Today’s Scripture Reading (March 26,
2016): Psalm 51
Cancer. Just
the name is enough to drive fear deep into our hearts. It is true that cancer
is not the death sentence that it once was, but it still has the power to make
us very afraid. And so we struggle to find the cure, and in several areas, it is a battle that we are winning. The number
of definitely fatal cancer is slowly shrinking – and maybe one of the
advantages of our fear is that it drives some of us to go and be checked by a
doctor whenever we are suspicious that something might be wrong. And even with
all of our advancements, early detection is still the best tool that we have in
our belt to defeat cancer.
In the
ancient world, it wasn’t cancer that made
people afraid. The word that scared them the most was ‘leprosy.’ And part of
the problem was that leprosy was almost 100% fatal and there was nothing that
anyone could do. A leper was immediately cast out of the society and forced to live
alone away from the healthy culture. They gathered in colonies where they found
ways to be a support to each other. In the margin of your Bibles in response to
any passage of Scripture on ‘leprosy’ is most likely a comment that leprosy in the Bible was used to describe a wide
range of skin conditions and not just leprosy. But the explanation actually
hides a dark reality. If it was eczema or psoriasis that was the actual cause
of your skin condition, the only people who would be around you were the
lepers. And if you didn’t have leprosy at the beginning of your association
with them, chances were that you would develop the disease at some time during
your life and that leprosy would be the
cause of your death. The fatal nature and the total isolation that the disease
caused meant that many tried to hide the symptoms of the disease as long as
they could and the word leprosy made
everyone afraid.
David writes
Psalm 51 as a prayer of repentance in the aftermath of his sin with Bathsheba.

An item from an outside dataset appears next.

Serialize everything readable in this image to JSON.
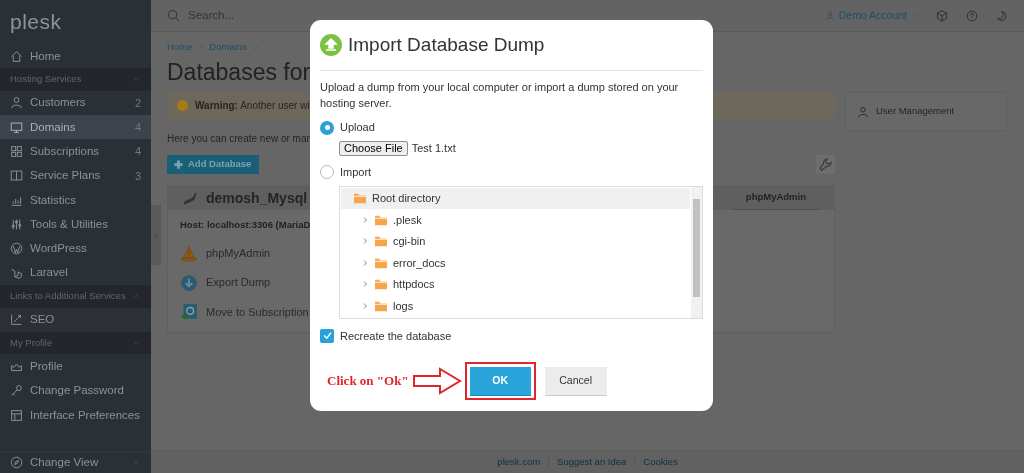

And in this prayer, David recognizes the absolute depth of his sin. He admits
that his sin has always been with him. His words and his experience with
Bathsheba brought memories of all of the times he had sinned and not been
caught. But he recognized that God had been the witness to every single sin.
The depth of his sin was such that it was part of all of him. And he needed to
be cleansed from that sin in a very deep way. Sin was as serious to David as
leprosy.
The imagery
that David uses is the image of a priest cleansing a leper. This was the depth
of the sin that he felt. He was a leper and an outcast from the nation that God
was trying to build unless there was some
way that he could be cleansed from that sin. And that would be the job, not of
a priest waving his hyssop branch in his direction, but of God taking the
branch and administering the cure. Only God could make him whiter than snow.
Today is
Black Saturday. On this day, we
traditionally remember Jesus in the grave. It is a day of mourning. But tomorrow
he will rise again. Tomorrow God will wave his hyssop branch in our direction.
Tomorrow we will all be made whiter than snow.